I stopped and sat back, breathing deeply.

“How?” he asked.

“I don’t know.”

“It’s easy?”

“Minus the risk of heart attack, yes.”

“What about your herdsman friend, DNA? Is he involved?”

“That part is strange coincidence.”

He shook his head. “No.”

I shrugged.

“Unfortunately, I don’t think you’re safe here,” he said.

“I’m not safe anywhere.”

“Yes,” he said. “But if what you tell me is true, if you can do this . . . this thing, they’re going to want you.”

“Who? The government? I’m not . . .”

“No, Ultimate Corp. And you should fear them more than the government.”

“I’ll know when they all are coming.”

“Maybe, maybe not. Even if you can control all AI, all software, you’re still human. You can’t be everywhere at once, talking to everyone at once, preparing for everything at once. When you look one way, they’ll come at you another.”

I frowned. “Maybe.”

“There’s something else,” he said. He sighed. “How’s your mother?”

I chuckled. “Fine. My mom and my dad, well, as fine as they could be knowing all that’s going on.”

“Your mother loved olives,” he said. “I remember that.”

I laughed. “Of course you’d know that. What about it?”

Force and my mother had always had an interesting rapport, which made his leaving all the more profound. They simply enjoyed sitting and talking. Some days, when I was in my worst pain, unable to talk, Force would come over, and he and my mother would sit and just talk. Listening to them made me feel better, though it also made me feel left out.

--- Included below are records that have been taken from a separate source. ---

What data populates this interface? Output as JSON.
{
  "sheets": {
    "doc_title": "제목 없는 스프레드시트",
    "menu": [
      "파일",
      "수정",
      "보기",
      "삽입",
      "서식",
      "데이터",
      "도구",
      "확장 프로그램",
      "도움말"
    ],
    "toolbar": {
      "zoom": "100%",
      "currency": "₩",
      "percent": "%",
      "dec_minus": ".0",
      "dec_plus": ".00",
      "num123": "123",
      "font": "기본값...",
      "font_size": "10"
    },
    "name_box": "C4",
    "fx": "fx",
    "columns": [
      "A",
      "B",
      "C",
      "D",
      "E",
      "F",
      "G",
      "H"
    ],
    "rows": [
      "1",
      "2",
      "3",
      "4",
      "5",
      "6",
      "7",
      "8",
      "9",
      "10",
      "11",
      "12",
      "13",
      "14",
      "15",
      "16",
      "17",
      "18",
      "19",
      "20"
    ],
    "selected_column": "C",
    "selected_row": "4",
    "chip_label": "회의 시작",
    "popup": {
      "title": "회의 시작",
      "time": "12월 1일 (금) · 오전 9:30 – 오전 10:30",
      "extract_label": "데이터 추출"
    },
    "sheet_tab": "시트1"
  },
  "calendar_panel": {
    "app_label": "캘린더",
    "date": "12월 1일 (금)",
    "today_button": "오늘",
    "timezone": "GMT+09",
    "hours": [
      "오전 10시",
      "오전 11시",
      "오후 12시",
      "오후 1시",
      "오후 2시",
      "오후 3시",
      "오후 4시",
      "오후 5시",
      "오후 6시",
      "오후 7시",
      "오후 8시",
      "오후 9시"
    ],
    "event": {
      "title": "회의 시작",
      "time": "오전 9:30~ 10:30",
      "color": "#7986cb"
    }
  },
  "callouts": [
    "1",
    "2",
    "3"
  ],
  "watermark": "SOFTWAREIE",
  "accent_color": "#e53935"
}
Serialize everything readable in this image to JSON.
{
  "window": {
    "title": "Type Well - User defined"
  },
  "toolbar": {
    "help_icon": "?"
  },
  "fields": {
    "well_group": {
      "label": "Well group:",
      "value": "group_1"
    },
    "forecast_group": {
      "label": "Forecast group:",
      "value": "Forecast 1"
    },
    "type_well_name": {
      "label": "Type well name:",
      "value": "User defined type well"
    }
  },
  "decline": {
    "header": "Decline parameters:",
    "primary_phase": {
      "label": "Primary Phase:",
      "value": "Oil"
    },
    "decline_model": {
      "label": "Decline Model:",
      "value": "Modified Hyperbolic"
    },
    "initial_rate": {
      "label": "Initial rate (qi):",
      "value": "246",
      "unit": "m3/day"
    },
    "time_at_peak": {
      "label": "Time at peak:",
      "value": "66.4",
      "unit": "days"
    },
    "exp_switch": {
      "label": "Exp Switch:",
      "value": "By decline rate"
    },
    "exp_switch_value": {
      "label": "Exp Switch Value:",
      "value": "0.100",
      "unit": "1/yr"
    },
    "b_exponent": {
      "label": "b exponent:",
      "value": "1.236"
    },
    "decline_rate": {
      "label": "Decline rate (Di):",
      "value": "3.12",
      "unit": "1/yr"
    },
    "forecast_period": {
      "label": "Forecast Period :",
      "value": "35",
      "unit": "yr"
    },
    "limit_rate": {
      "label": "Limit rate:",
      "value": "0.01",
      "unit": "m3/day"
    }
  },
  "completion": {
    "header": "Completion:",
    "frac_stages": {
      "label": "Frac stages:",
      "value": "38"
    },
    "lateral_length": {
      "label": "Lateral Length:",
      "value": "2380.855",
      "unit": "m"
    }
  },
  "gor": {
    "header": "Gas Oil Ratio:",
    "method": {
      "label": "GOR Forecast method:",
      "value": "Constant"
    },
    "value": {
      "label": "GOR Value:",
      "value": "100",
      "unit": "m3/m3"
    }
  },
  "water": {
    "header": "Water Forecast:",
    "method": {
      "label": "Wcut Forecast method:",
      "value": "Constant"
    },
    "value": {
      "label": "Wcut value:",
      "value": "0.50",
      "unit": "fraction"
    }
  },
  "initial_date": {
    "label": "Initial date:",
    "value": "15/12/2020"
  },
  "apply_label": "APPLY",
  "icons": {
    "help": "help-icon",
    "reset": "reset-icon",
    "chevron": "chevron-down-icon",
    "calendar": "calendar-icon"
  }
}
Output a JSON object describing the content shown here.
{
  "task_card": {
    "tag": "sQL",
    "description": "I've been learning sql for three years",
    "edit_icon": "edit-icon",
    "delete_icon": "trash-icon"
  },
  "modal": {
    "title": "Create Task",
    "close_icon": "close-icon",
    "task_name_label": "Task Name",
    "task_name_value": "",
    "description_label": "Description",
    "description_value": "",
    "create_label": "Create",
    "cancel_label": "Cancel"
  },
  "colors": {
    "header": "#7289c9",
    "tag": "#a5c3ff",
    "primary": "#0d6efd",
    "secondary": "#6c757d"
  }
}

“I know too much,” he said, looking away. He got up and walked to the edge of the room. When he turned back to me, I felt ill.

“What?” I asked. “What is it?”

“You really don’t know, do you?”

I frowned more deeply. “Know what?”

“Olives.”

“What about olives?” I snapped.

“Ultimate Corp sold almost all the olives in Nigeria, they still do. Some two decades ago, there was a small batch of Beldi olives that they grew in Morocco. I never told you, but I researched this when we were sixteen. Those trees were genetically modified to grow in higher density and with a spicy black-peppery taste. They were wildly popular here, you put them in jollof rice, Indomie, ate them as a snack. Unfortunately, these olives were later proven to cause birth defects if one ate too many of them. They recalled all those Beldi olives, it was big news. For about a day. Then it wasn’t. What never made the news was that five pregnant women in Nigeria ate too many.” He paused, and when I just stared at him, he continued. “There were five born like you. Two died days later, though I’m not really sure if their deaths were natural, if you know what I mean.”